FedDUAL: A Dual-Strategy with Adaptive Loss and Dynamic Aggregation for Mitigating Data Heterogeneity in Federated Learning
Pranab Sahoo, Ashutosh Tripathi, Sriparna Saha, Samrat Mondal
TL;DR
FedDUAL addresses data heterogeneity in federated learning by pairing an adaptive, KL-regularized client-side loss with a distribution-aware server-side aggregation using a Wasserstein barycenter for the last layers. The adaptive loss balances local optimization with global coherence via a dynamically tuned parameter $eta$, while the server aggregates final-layer updates through a Sinkhorn-approximated Wasserstein barycenter to align diverse client learning behaviors.
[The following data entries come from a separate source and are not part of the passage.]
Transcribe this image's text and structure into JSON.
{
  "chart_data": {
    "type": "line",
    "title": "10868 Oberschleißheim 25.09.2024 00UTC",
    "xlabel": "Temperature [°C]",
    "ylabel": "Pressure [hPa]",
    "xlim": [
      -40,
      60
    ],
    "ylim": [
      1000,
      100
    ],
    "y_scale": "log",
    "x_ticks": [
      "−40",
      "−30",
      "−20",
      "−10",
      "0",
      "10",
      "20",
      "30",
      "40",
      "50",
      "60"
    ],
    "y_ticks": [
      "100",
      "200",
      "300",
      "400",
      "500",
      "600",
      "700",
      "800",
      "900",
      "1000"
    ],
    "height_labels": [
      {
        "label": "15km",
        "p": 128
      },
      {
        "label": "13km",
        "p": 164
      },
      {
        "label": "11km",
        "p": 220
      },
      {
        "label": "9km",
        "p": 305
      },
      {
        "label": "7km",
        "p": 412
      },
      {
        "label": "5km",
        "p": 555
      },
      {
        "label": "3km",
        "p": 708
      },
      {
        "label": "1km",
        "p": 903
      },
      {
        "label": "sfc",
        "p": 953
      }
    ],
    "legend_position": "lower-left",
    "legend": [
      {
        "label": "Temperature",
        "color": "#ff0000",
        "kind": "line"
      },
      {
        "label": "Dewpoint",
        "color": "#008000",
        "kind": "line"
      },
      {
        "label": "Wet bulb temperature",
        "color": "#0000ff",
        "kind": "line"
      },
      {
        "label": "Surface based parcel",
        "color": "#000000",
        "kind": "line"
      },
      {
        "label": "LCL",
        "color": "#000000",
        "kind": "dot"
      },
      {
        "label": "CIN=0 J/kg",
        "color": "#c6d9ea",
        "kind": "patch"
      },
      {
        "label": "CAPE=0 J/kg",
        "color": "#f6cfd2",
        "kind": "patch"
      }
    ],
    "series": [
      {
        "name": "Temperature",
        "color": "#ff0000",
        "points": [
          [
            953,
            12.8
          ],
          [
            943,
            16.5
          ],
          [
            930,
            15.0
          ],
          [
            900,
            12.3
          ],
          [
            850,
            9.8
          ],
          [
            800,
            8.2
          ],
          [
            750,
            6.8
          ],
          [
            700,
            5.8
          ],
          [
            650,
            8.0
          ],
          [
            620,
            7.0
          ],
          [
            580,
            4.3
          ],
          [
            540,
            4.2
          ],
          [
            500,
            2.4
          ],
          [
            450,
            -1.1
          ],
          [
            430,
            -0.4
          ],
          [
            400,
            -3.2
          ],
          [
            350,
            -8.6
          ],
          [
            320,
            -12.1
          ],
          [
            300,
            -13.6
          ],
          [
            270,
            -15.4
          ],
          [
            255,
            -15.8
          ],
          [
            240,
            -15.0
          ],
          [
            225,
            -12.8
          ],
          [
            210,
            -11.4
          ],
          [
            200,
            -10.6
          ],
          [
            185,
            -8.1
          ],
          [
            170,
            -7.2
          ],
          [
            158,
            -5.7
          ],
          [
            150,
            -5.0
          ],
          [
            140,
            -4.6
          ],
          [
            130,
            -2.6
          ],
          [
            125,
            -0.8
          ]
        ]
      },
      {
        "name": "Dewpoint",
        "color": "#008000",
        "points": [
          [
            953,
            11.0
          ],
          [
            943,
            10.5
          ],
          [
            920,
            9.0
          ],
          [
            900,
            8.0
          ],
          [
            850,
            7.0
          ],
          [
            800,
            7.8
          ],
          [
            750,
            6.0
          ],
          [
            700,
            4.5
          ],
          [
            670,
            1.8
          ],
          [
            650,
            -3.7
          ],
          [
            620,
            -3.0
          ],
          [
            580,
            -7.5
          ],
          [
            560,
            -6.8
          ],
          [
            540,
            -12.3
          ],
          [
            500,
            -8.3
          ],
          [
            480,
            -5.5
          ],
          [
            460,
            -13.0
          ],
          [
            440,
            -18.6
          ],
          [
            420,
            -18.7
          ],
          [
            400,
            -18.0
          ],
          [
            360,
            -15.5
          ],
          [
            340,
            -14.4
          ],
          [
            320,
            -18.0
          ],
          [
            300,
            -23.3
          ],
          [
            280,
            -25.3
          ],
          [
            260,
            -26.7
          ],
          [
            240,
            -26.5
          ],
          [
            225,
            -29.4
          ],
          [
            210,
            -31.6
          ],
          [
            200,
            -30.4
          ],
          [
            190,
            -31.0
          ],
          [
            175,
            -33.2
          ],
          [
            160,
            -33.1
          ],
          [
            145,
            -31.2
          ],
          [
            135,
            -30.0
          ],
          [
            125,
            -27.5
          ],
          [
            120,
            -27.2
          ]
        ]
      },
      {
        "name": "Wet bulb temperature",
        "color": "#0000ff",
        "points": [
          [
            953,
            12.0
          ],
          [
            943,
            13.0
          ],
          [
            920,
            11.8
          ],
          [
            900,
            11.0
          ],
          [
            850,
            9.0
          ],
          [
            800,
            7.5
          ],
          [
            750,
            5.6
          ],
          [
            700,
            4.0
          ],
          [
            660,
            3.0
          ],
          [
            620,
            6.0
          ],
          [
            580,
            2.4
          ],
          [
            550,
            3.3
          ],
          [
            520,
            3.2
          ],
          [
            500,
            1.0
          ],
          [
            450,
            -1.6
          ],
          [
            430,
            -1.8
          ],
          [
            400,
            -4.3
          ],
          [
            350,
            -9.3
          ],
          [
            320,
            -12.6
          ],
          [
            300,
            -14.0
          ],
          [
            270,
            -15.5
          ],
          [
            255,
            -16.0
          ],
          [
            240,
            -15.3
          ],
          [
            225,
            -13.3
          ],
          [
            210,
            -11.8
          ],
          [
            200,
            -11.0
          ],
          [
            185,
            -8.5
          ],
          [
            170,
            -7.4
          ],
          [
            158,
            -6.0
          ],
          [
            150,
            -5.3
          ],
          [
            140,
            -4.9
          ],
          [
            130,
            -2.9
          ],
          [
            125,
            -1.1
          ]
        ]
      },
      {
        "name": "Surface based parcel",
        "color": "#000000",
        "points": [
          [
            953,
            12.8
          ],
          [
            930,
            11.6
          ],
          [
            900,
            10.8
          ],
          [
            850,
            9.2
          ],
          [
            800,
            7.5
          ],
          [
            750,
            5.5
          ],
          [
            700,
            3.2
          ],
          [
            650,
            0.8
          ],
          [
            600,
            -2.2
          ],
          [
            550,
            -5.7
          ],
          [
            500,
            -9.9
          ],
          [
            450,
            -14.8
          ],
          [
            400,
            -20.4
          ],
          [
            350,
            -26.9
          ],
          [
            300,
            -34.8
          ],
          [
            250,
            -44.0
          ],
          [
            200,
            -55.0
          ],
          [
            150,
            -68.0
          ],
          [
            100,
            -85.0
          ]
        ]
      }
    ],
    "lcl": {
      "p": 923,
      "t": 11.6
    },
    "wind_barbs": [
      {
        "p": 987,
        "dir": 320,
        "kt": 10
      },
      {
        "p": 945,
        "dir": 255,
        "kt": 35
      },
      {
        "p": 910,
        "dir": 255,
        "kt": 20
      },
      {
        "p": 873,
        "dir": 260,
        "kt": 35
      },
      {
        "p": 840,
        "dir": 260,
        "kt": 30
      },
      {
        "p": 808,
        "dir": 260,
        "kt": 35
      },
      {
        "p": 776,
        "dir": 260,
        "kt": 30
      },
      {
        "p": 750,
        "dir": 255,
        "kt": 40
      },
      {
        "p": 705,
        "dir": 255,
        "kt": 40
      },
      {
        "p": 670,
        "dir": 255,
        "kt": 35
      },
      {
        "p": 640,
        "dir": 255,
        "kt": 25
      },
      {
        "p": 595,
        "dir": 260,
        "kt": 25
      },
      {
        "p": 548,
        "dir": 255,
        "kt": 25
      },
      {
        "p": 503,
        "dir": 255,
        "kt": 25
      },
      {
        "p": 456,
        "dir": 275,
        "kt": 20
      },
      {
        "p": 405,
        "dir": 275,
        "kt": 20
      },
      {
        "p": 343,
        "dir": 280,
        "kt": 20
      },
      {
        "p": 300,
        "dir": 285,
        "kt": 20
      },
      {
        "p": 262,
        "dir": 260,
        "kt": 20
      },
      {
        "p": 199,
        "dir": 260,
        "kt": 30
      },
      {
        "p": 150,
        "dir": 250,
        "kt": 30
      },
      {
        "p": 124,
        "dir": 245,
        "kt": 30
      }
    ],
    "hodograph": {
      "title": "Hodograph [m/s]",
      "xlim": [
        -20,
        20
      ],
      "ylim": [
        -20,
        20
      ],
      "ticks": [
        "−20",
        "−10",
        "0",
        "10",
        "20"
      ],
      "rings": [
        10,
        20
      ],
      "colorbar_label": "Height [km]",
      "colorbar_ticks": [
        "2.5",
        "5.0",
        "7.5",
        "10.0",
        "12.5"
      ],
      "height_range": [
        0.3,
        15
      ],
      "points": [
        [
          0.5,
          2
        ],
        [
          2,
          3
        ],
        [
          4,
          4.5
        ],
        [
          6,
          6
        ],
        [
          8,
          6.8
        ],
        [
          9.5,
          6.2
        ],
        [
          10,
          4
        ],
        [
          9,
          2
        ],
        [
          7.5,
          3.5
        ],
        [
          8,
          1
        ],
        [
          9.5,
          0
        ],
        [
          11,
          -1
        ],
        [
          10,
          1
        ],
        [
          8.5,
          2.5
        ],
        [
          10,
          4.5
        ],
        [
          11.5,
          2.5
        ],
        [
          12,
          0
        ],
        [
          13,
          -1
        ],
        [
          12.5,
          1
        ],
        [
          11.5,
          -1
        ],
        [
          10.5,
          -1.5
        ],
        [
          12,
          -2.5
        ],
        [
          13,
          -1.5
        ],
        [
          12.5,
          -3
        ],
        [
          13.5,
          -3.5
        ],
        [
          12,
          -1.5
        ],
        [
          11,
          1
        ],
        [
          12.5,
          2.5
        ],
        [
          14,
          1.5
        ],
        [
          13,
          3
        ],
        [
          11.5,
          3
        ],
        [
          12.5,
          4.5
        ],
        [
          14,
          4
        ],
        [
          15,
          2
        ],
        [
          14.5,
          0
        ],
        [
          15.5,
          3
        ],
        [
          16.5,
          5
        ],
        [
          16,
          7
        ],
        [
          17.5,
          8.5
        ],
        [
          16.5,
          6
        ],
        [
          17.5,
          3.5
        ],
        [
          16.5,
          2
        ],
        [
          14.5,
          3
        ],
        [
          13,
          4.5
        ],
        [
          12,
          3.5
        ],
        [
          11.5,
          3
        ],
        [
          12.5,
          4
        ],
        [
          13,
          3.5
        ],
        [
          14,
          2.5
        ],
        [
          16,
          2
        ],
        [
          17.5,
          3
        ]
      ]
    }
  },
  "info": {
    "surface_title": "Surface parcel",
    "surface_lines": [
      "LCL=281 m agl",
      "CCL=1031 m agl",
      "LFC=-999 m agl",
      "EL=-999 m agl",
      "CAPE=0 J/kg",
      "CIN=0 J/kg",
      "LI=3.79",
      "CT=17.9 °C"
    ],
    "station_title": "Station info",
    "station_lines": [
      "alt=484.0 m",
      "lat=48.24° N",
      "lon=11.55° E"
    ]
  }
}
The approach yields faster convergence, higher accuracy, and flatter loss landscapes across CIFAR-10/100 and FMNIST under severe non-IID conditions, with theoretical convergence guarantees. Practically, FedDUAL offers robust generalization in heterogeneous real-world settings, at the cost of additional server-side computation that remains tractable when applied selectively to the final layers. Overall, the dual strategy demonstrates a meaningful advance in scalable, privacy-preserving learning under label skew and other non-IID data challenges.
Abstract
Federated Learning (FL) marks a transformative approach to distributed model training by combining locally optimized models from various clients into a unified global model. While FL preserves data privacy by eliminating centralized storage, it encounters significant challenges such as performance degradation, slower convergence, and reduced robustness of the global model due to the heterogeneity in client data distributions. Among the various forms of data heterogeneity, label skew emerges as a particularly formidable and prevalent issue, especially in domains such as image classification. To address these challenges, we begin with comprehensive experiments to pinpoint the underlying issues in the FL training process. Based on our findings, we then introduce an innovative dual-strategy approach designed to effectively resolve these issues. First, we introduce an adaptive loss function for client-side training, meticulously crafted to preserve previously acquired knowledge while maintaining an optimal equilibrium between local optimization and global model coherence. Secondly, we develop a dynamic aggregation strategy for aggregating client models at the server. This approach adapts to each client's unique learning patterns, effectively addressing the challenges of diverse data across the network. Our comprehensive evaluation, conducted across three diverse real-world datasets, coupled with theoretical convergence guarantees, demonstrates the superior efficacy of our method compared to several established state-of-the-art approaches.